The Bay Citizen: Amazon Spends Millions to Fight Internet Sales Tax

More than nine months before a proposed June 2012 referendum asking that California’s new Internet sales tax law be overturned, Amazon, the Seattle-based online retailer, has already spent $5.25 million, state records show, more than any company has spent in California this far from a vote in at least a decade.

“The initiative and referendum process have been hijacked,” said Loni Hancock, a state senator from Berkeley, who wrote the law Amazon is trying to overturn and who is now pushing legislation that could block Amazon’s referendum effort.

Even by California’s expensive campaign standards, the company’s early contributions are causing observers to take note.

For example, the company’s $5.25 million investment dwarfs the $1.5 million that Pacific Gas and Electric spent nine months ahead of the vote on Proposition 16, a June 2010 initiative that would have made it more difficult for local governments to get into the electricity business.

P.G. E. ultimately spent $46 million on that campaign. Political observers say that by spending more, earlier, Amazon is showing potential opponents that its ultimate campaign spending could soar even higher.

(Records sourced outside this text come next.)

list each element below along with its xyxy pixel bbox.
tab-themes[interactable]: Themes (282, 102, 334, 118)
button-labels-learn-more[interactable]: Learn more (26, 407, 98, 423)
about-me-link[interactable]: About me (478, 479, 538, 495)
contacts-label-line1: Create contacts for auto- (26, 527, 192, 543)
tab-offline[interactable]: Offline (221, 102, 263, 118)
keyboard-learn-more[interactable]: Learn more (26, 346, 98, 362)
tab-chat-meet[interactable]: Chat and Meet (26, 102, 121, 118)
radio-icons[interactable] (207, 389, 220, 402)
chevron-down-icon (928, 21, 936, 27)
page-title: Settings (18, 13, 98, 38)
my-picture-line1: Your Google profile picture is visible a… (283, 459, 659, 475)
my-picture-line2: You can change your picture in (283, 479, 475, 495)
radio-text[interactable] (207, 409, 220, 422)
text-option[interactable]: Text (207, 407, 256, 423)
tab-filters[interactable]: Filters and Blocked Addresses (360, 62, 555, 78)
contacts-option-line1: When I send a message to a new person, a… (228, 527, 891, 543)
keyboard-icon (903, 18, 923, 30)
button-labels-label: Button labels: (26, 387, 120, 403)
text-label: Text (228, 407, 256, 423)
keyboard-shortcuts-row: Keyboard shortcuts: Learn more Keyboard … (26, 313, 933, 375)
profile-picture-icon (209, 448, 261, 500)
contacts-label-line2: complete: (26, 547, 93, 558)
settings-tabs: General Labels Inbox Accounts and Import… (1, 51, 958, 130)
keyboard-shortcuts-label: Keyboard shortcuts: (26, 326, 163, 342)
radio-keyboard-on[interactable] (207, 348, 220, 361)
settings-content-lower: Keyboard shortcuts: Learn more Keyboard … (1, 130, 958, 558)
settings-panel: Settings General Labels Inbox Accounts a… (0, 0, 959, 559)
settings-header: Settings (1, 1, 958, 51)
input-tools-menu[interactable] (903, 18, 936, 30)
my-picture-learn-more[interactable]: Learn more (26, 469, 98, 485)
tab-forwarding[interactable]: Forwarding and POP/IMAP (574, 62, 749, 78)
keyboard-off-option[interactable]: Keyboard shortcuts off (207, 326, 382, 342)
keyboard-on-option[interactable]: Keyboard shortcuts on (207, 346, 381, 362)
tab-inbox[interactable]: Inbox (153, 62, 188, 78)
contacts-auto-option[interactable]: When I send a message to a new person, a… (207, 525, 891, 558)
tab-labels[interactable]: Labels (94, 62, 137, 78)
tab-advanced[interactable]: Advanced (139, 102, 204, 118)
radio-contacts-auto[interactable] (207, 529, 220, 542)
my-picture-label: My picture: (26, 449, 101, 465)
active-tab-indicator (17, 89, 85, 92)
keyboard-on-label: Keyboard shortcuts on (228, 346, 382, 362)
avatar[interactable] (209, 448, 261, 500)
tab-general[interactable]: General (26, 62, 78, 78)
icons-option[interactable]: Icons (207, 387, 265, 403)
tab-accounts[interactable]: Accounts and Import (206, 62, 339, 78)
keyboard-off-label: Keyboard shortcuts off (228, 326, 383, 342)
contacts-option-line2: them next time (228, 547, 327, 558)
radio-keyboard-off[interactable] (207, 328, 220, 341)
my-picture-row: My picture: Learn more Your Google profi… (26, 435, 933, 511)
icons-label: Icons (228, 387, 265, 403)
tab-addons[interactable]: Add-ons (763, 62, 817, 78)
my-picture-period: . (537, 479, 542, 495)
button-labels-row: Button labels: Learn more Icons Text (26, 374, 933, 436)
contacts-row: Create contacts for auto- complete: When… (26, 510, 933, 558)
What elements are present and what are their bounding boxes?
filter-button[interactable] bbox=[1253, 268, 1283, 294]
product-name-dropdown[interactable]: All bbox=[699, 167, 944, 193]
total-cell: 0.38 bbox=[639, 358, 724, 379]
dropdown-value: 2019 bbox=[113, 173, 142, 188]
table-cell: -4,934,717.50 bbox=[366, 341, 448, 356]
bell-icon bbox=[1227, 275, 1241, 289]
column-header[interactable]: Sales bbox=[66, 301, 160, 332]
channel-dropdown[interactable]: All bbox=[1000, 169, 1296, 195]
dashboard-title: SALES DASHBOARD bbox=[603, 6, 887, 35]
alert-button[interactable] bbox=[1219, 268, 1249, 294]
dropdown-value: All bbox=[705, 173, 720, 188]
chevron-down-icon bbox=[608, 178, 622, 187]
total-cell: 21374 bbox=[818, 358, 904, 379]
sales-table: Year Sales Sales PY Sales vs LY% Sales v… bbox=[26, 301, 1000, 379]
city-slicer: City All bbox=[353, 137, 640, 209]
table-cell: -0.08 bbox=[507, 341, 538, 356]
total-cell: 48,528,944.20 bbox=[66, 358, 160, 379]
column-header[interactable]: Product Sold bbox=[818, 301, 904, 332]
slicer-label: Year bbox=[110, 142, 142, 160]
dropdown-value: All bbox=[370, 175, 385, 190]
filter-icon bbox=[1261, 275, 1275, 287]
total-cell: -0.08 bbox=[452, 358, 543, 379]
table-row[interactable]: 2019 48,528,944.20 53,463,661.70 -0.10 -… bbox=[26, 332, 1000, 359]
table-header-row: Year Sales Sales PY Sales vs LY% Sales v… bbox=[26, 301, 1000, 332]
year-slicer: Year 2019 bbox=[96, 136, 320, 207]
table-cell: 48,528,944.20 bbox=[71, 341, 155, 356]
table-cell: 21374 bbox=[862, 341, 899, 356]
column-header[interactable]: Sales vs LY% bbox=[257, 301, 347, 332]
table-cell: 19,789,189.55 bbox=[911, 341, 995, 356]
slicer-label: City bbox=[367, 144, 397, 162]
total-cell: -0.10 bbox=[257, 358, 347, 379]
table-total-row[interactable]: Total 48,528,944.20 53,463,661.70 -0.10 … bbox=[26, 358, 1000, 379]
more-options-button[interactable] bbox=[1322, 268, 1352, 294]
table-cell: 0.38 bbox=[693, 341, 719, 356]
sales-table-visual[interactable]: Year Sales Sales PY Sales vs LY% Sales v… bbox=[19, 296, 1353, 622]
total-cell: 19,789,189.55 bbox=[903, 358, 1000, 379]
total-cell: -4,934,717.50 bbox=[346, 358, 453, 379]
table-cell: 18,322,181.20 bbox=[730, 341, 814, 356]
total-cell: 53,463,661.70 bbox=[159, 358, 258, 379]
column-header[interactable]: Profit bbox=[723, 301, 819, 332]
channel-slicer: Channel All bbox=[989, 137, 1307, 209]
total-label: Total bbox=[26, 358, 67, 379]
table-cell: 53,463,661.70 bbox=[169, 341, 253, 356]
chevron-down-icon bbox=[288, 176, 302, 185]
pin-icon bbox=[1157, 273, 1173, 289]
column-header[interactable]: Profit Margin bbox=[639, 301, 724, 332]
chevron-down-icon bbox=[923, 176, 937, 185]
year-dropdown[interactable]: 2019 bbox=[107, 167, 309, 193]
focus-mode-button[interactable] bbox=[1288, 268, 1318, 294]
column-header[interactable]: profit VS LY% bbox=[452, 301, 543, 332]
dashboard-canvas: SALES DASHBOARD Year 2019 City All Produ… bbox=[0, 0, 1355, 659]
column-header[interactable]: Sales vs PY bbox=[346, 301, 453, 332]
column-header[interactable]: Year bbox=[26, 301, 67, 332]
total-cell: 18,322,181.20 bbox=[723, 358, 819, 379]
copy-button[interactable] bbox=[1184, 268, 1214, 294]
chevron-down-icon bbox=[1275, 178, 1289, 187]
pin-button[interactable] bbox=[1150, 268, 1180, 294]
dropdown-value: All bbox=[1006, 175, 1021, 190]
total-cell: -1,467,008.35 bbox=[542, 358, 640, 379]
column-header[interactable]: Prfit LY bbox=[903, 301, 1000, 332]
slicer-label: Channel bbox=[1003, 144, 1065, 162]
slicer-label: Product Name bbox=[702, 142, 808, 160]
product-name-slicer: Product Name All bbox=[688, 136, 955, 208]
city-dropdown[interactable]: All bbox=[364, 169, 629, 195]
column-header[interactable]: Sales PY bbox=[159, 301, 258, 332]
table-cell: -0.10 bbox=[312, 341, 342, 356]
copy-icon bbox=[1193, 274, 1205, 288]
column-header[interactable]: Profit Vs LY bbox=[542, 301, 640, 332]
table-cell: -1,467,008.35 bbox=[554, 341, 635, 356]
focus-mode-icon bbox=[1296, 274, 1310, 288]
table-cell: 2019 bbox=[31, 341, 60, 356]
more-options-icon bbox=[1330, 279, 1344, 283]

“These types of sums can send a very strong discouraging signal to potential opponents,” said Dan Schnur, a veteran Republican political strategist who is now director of the Jesse M. Unruh Institute of Politics at the University of Southern California.

While Wal-Mart and other deep-pocketed retailers have lined up in favor of the tax law, they may decide to forgo financing the opposition to Amazon’s referendum if they feel it faces long odds, Mr. Schnur said.

Early polling has suggested that a vote would be close. A Los Angeles Times-University of Southern California poll released last month found 46 percent of voters favoring an online sales tax, with 49 percent opposed.

Ned Wigglesworth, a political consultant coordinating the Amazon-financed More Jobs Not Taxes campaign, said he did not see “any significance” in the company’s historic giving and dismissed the notion that Wal-Mart could be scared away by $5 million in campaign contributions.

Neither Amazon nor Wal-Mart representatives responded to calls and e-mails seeking comment.

Meanwhile, in Sacramento, Ms. Hancock has begun a quixotic quest to keep California voters from weighing in on whether online retailers should be required to collect sales tax. On Thursday, she pushed a new bill through a legislative committee that election law experts said could prevent Amazon from putting a referendum on tax collection before the voters.

According to the state Department of Finance, the state will lose $200 million it has already counted toward balancing the state budget if the online sales tax is not collected.

“That means a lot of teachers that aren’t in classrooms and police that aren’t on the streets,” Ms. Hancock said.

She says that her new bill is an “urgency statute,” which, under the state constitution, is not subject to voter referendum.

According to the California Constitution, such laws must be passed by two-thirds majorities of both houses of the State Legislature, and must be “necessary for immediate preservation of the public peace, health or safety.”

Mr. Wigglesworth refused to comment on efforts in Sacramento to render his campaign moot.